The "state's rights" argument is so obviously contrary to the truth that it amazes me that people believe it. The pre-war South came to believe that attempts to limit slavery in the territories was aimed at forced emancipation of all slaves. The free states came to believe that attempts to extend slavery in the territories was aimed at introducing slavery nationwide. Plus, the South's minority hold on the federal government was slipping away, and Southern politicians were monumentally bad losers.

But the truth of the matter doesn't leave any side without blame or merit. Many in the North really did want to abolish slavery in the slave states, and many in the South really did want to take slavery nationwide. There really were "black Republicans" and Dred Scott really did threaten to void free-state laws against slavery. But mostly both sides simply lost the ordinary, decent trust that civilized politics depends upon. Without slavery, that sectional mistrust could not have hardened to the point that politics became war. But that sectional mistrust was mutual, and it took failures on all sides to ignite the rebellion.

And anyway, the state's rights myth doesn't even make the South look better from a moral standpoint. How is it better to commit treason against the United States of America over a legislative dispute rather than over a perceived threat to the structure of civilization itself? Do Southerners really want us to believe that the Confederacy made war on the United States for such petty and trivial reasons rather? Even with the animating specter of human bondage, the truth paints a much more honorable picture of Southern motives and actions than does the state's rights myth.

Posted by: arrScott at January 4, 2005 06:49 AM

arrScott,

You most certainly know more about the civil war history then I ever did. And I also find travel to be very eye-opening.

For example, in 1990 or so I was fortunate enough to be on assignment for six months in the South of England (near Southampton) with my family.

I went there expecting that the English were prudes, and that they were more ecologically aware then we were in the US. What did I find? They may be prudes, but only compared to the rest of Europe. The US is completely puritanical compared to England. Also, they did not have mandatory recycling, and I think they still offered petrol with lead in it! Oh, and the debate of water flouridation was still going on.

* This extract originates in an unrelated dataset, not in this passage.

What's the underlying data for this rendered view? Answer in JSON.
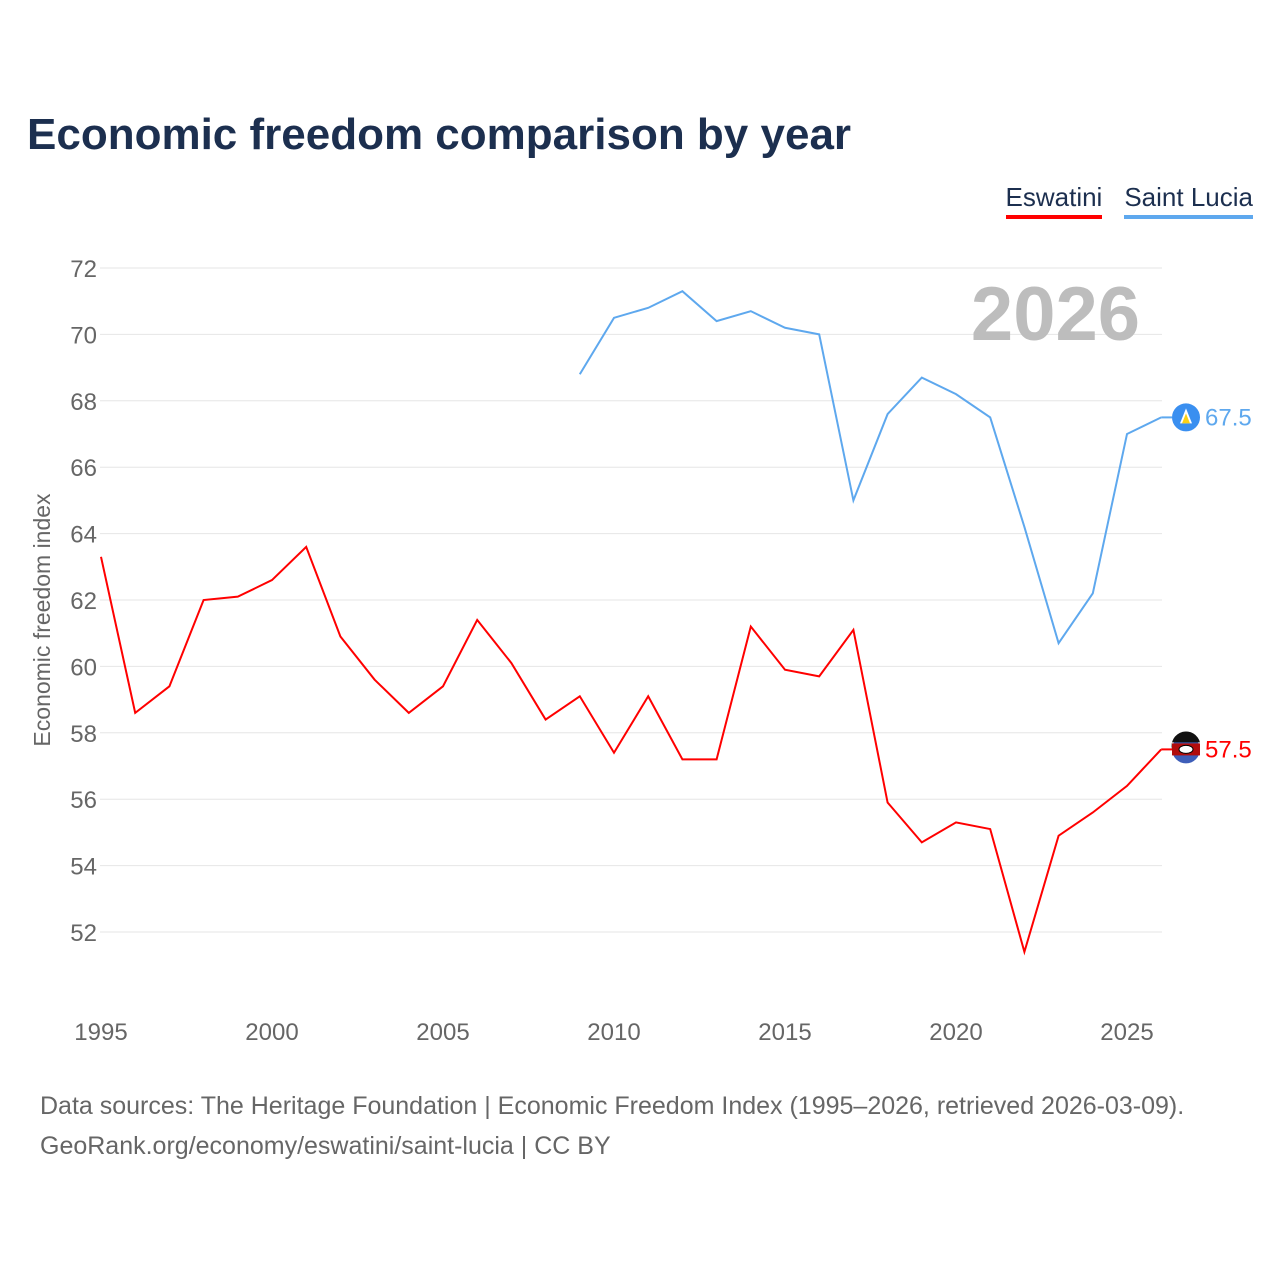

On the other hand, they had a radio show called something like "Those wacky americans" where they said the most ludicrous things about what goes on over here, much of it false! So they clearly had false ideas about what life in the US was like.

I think the only problem I would have in the South is the heat. There is a reason I chose to live in MN - I tolerate the cold much better than the heat.

Posted by: Tripp at January 4, 2005 03:24 PM

Tripp said earlier,

I'm thinking this year of exploring the idea that we are reliving the 1930's, or at least big chunks of it.

Unfortunately, we're apparently choosing the wrong parts of the 1930s to relive, if movie box office receipts are indicative. The vulgarity of "Meet The Fockers" is no match for the high spirits of, say, "My Man Godfrey," and famed horror director James Whale on his worst day could have run rings around "White Noise."